При последних словах короля колени Марии подогнулись, как будто кто-то сзади толкнул ее. Она судорожно ухватилась за спинку черного кресла рядом.
— Анну отдают за Бурбона, а Жанну за моего сына! — едва слышно прошептала она. Жизнь обоих детей разрушена одним ударом. Последней каплей было предательство Пьера. Это убило ее окончательно. «Марии-Луизе придется хуже всего. Людовик, потеряв Анну, будет взбешен, но, в конце концов, он мальчик, он забудет. Нет, это чепуха — хуже всего придется Людовику. Подумать только, он женится на этой уродине, Жанне. О, Боже!» — так думала Мария, а вслух произнесла только: — О, Господи! Будь милосердным!..
— Не к милосердию Божьему надо взывать, — поправил ее король. — А Божью волю выполнять… и мою. Вам следует повиноваться. Неповиновение грозит тюрьмой вам и вашему сыну, а Орлеанские земли будут присоединены к короне. И это самое мягкое решение. Есть и другие средства, правда более хлопотные. Например, такие: вашего Людовика зашивают в мешок и швыряют в Луару.
Мария верила ему, каждому его слову. Именно так он и поступит, если пожелает. И у него наверняка есть еще более страшные планы. Без поддержки Бурбонов она беззащитна, а они, заполучив для себя невесту Людовика, вряд ли станут помогать. Итак, она осталась совсем одна!
Король вернулся к конторке и взял незапечатанное письмо своему крестному отцу.
— Я хочу, чтобы вы выслушали то, что я сейчас вам прочту. Это будет для вас весьма полезно.
Король прочел вслух письмо, которое накануне продиктовал Оливеру. Когда он дошел до слов «…надежды на появление детей в этом семействе практически нет никакой…», глухой стон вырвался из уст Марии, и слезы залили ее лицо. Какая жестокость! Какой цинизм! Вот так спокойно излагать перед ней свои подлые планы.
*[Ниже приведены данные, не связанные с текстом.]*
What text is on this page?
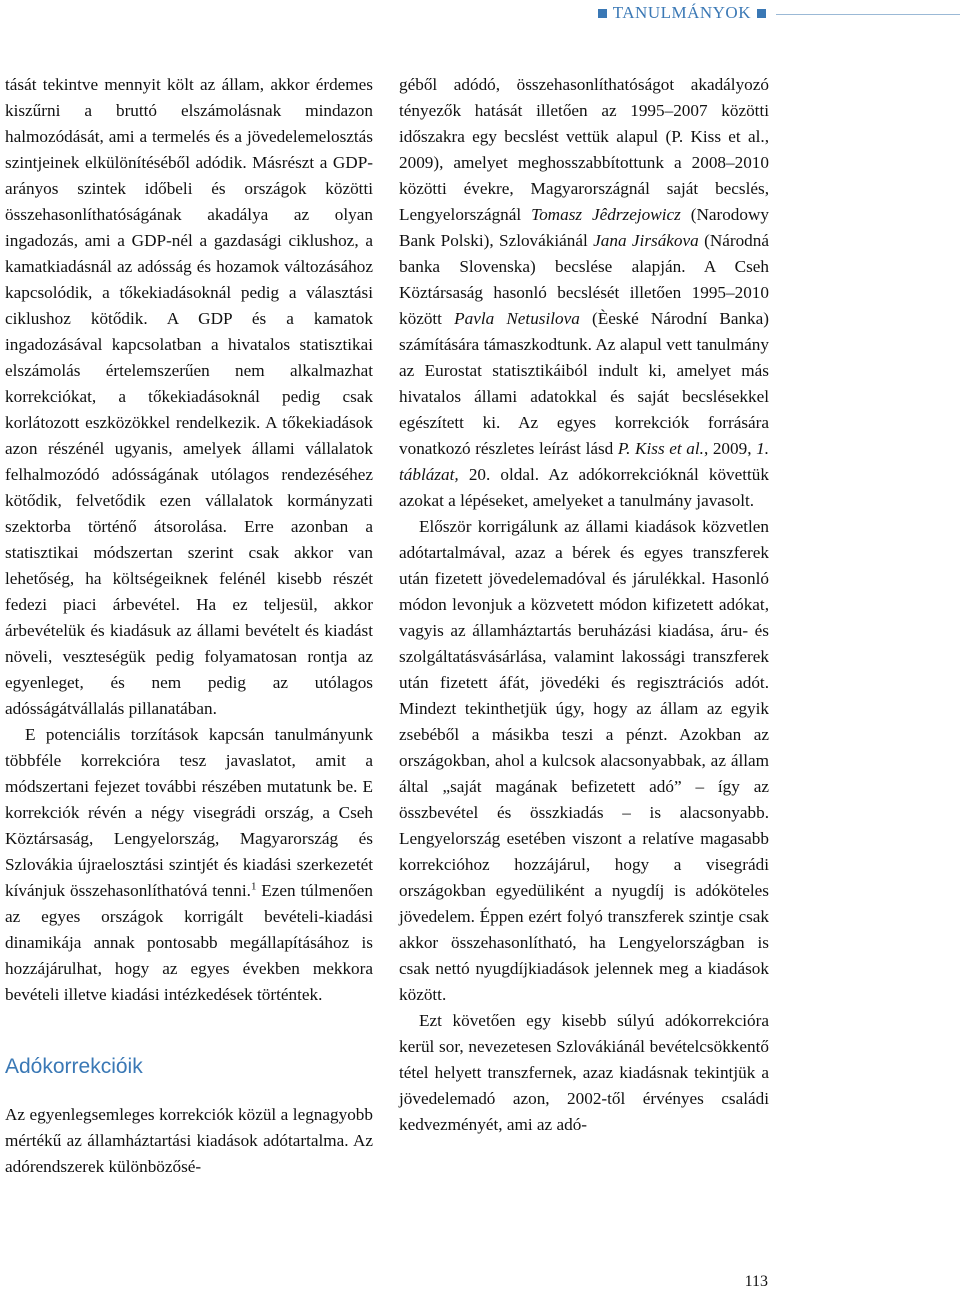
TANULMÁNYOK

tását tekintve mennyit költ az állam, akkor érdemes kiszűrni a bruttó elszámolásnak mindazon halmozódását, ami a termelés és a jövedelemelosztás szintjeinek elkülönítéséből adódik. Másrészt a GDP-arányos szintek időbeli és országok közötti összehasonlíthatóságának akadálya az olyan ingadozás, ami a GDP-nél a gazdasági ciklushoz, a kamatkiadásnál az adósság és hozamok változásához kapcsolódik, a tőkekiadásoknál pedig a választási ciklushoz kötődik. A GDP és a kamatok ingadozásával kapcsolatban a hivatalos statisztikai elszámolás értelemszerűen nem alkalmazhat korrekciókat, a tőkekiadásoknál pedig csak korlátozott eszközökkel rendelkezik. A tőkekiadások azon részénél ugyanis, amelyek állami vállalatok felhalmozódó adósságának utólagos rendezéséhez kötődik, felvetődik ezen vállalatok kormányzati szektorba történő átsorolása. Erre azonban a statisztikai módszertan szerint csak akkor van lehetőség, ha költségeiknek felénél kisebb részét fedezi piaci árbevétel. Ha ez teljesül, akkor árbevételük és kiadásuk az állami bevételt és kiadást növeli, veszteségük pedig folyamatosan rontja az egyenleget, és nem pedig az utólagos adósságátvállalás pillanatában.

E potenciális torzítások kapcsán tanulmányunk többféle korrekcióra tesz javaslatot, amit a módszertani fejezet további részében mutatunk be. E korrekciók révén a négy visegrádi ország, a Cseh Köztársaság, Lengyelország, Magyarország és Szlovákia újraelosztási szintjét és kiadási szerkezetét kívánjuk összehasonlíthatóvá tenni.$^1$ Ezen túlmenően az egyes országok korrigált bevételi-kiadási dinamikája annak pontosabb megállapításához is hozzájárulhat, hogy az egyes években mekkora bevételi illetve kiadási intézkedések történtek.

Adókorrekcióik

Az egyenlegsemleges korrekciók közül a legnagyobb mértékű az államháztartási kiadások adótartalma. Az adórendszerek különbözősé-

géből adódó, összehasonlíthatóságot akadályozó tényezők hatását illetően az 1995–2007 közötti időszakra egy becslést vettük alapul (P. Kiss et al., 2009), amelyet meghosszabbítottunk a 2008–2010 közötti évekre, Magyarországnál saját becslés, Lengyelországnál Tomasz Jêdrzejowicz (Narodowy Bank Polski), Szlovákiánál Jana Jirsákova (Národná banka Slovenska) becslése alapján. A Cseh Köztársaság hasonló becslését illetően 1995–2010 között Pavla Netusilova (Èeské Národní Banka) számítására támaszkodtunk. Az alapul vett tanulmány az Eurostat statisztikáiból indult ki, amelyet más hivatalos állami adatokkal és saját becslésekkel egészített ki. Az egyes korrekciók forrására vonatkozó részletes leírást lásd P. Kiss et al., 2009, 1. táblázat, 20. oldal. Az adókorrekcióknál követtük azokat a lépéseket, amelyeket a tanulmány javasolt.

Először korrigálunk az állami kiadások közvetlen adótartalmával, azaz a bérek és egyes transzferek után fizetett jövedelemadóval és járulékkal. Hasonló módon levonjuk a közvetett módon kifizetett adókat, vagyis az államháztartás beruházási kiadása, áru- és szolgáltatásvásárlása, valamint lakossági transzferek után fizetett áfát, jövedéki és regisztrációs adót. Mindezt tekinthetjük úgy, hogy az állam az egyik zsebéből a másikba teszi a pénzt. Azokban az országokban, ahol a kulcsok alacsonyabbak, az állam által „saját magának befizetett adó” – így az összbevétel és összkiadás – is alacsonyabb. Lengyelország esetében viszont a relatíve magasabb korrekcióhoz hozzájárul, hogy a visegrádi országokban egyedüliként a nyugdíj is adóköteles jövedelem. Éppen ezért folyó transzferek szintje csak akkor összehasonlítható, ha Lengyelországban is csak nettó nyugdíjkiadások jelennek meg a kiadások között.

Ezt követően egy kisebb súlyú adókorrekcióra kerül sor, nevezetesen Szlovákiánál bevételcsökkentő tétel helyett transzfernek, azaz kiadásnak tekintjük a jövedelemadó azon, 2002-től érvényes családi kedvezményét, ami az adó-

113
Король закончил чтение. Она тихо плакала и молилась про себя. Гордость ее была растоптана, только бы спасти детей. Но как это сделать? Придется подчиниться, это единственный выход.
Он стоял перед ней и улыбался. А она, успокоившись наконец, устало взмолилась отпустить ее домой, чтобы иметь возможность подготовить детей к надвигающимся переменам. Но ему было все равно — устала она или нет. Король держал ее до тех пор, пока она не подписала все бумаги, касающиеся помолвки Людовика.
Поспешно вернулась она в свои апартаменты и немедленно послала слугу за Людовиком. Молчала на все его вопросы, только обронила, что их планы изменились, и как можно скорее надо быть с Марией-Луизой, и что через час они уезжают. Он, конечно, был раздосадован — только приехали и сразу уезжать, не повидавшись даже с Анной. Но мать дрожащим голосом приказала ему собираться. Судя по ее виду, заплаканным глазам, случилось действительно что-то серьезное, и он послушно отправился одеваться.
Мария понимала, что остаться здесь до утра было бы разумнее, дороги и днем-то тяжелые, а уж ночью… но заставить себя пробыть эти долгие часы под одной крышей с королем она не смогла. Ей хотелось действовать, хотя бы двигаться к дому. Понимая, что в седле ей сейчас не удержаться, — ибо невероятная слабость охватила все ее члены, глаза едва смотрели из-под пудовых век, а голова, наоборот, была легкой и немного кружилась, — она послала одного из слуг в конюшню подготовить для нее карету.